After the horrors of Hurricane Katrina, New Orleans, or NOLA as it likes to be known, is definitely back on its feet. There’s a surge of new building and on my visit, they’re even resurfacing the historic Bourbon Street.
What I like about the city is that it’s easy to get around, either by walking, tram or even bus. Indeed you wouldn’t want a car here as parking charges in the French Quarter are exorbitant, even if you’re staying in a hotel. And you should definitely stay in the Quarter, in spite of the noise, as it’s definitely at the heart of things.
French Quarter Walking Tour
I meet my guide after a New Orleans breakfast of coffee and the famous beignets at Café du Monde. I’m right on the banks of the mighty Mississippi and get a brief introduction to the history of the first French settlement.
It’s then a short walk to the French Market, which is an open-air area featuring shopping, dining and live music. There are five blocks of specialty retail shops featuring locally-made jewellery, clothing, cuisine and art.

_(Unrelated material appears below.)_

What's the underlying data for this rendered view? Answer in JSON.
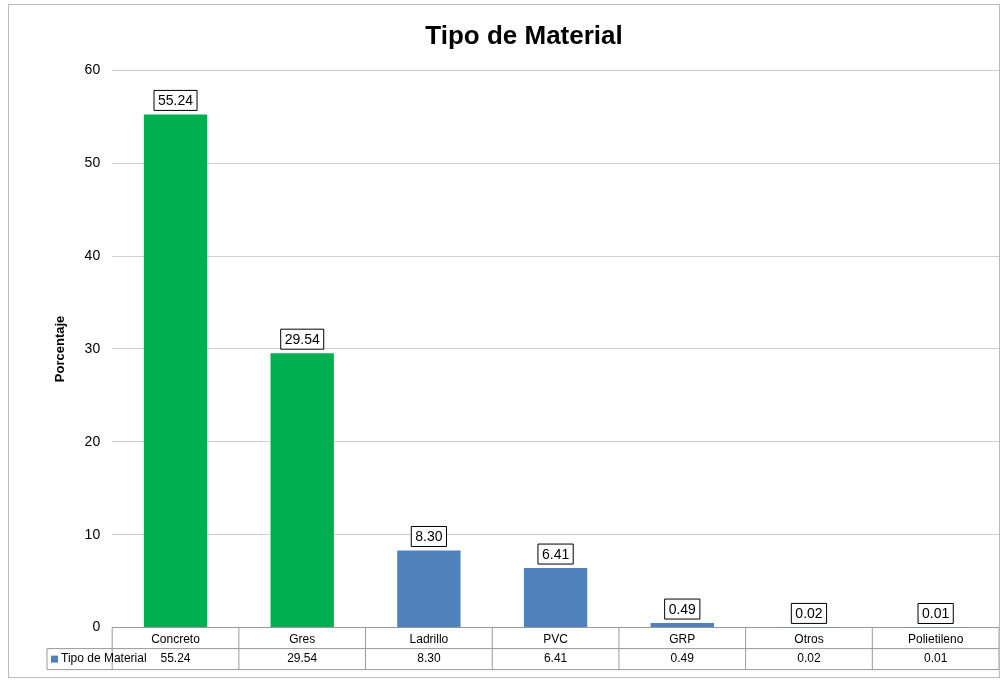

We then leave the banks of the Mississippi and pass the old Ursuline Convent, then turn into Royal Street. This has the archetypal French Quarter architecture, all cast iron balconies and baskets of flowers gracing the fronts of the houses.
Further along, to the left, is the Avart Peretti House on St Peter Street where Tennessee Williams wrote Streetcar Named Desire. I emerge into Jackson Square in front of the iconic Andrew Jackson statue and the St. Louis Cathedral, the oldest cathedral still in use in North America.
Over the course of a few days, I get to know my way around the quarter and find it at its most delightful in the morning before the crowds arrive. Later in the day, it’s still anarchic enough to avoid tourism chic – I love the bands who set up in the streets and just play. In the evening it gets too much and I prefer the Faubourg Marigny, the adjacent neighbourhood, where Frenchman Street is liked the old days of Bourbon Street – a strip of bars and restaurants with classy live jazz.
Tempted by even more jazz, next day I make my way again to the banks of the Mississippi and climb aboard Steamer Natchez, the 9th paddle boat to bear the name. She was built in 1975 and is one of only two authentic steamboats on the river. There’s buffet-style dining and live jazz throughout the voyage. I take a seat on the upper deck at the front and enjoy the sights along the Mississippi, guided by an interesting commentary.
Later, I cross Canal Street and make my way to the Warehouse District, a 19th century industrial area for storing grain, coffee and produce. When the port moved away, dereliction set in but it was revived by new galleries and museums. The mightiest of which is the National WW2 Museum, a massive hanger of a building, with state of the art interactive exhibits.
On my last day, in true Tennessee Williams style I take the St. Charles Avenue streetcar through the Garden District uptown to the Carrollton-Riverbend neighbourhood. It’s not the fastest way to travel, or the most comfortable but I break it up by getting off and exploring Magazine Street. This follows the curve of the Mississippi, a few blocks north, for six miles and is crammed with antique stores, art galleries, craft shops and boutiques. Of course it also has some fine restaurants and bars.
One of the few reasons to leave New Orleans is to take a swamp boat trip into the Louisiana Swamps & Bayous. I’m here in December when the wildlife is not as abundant but we still manage to see alligators and a variety of birds including white egrets and herons. The tranquillity of nosing down the narrow channels, overhung with Spanish moss, is the real reason for coming here and the narrow draught of the swamp boat means we get to place others can’t reach.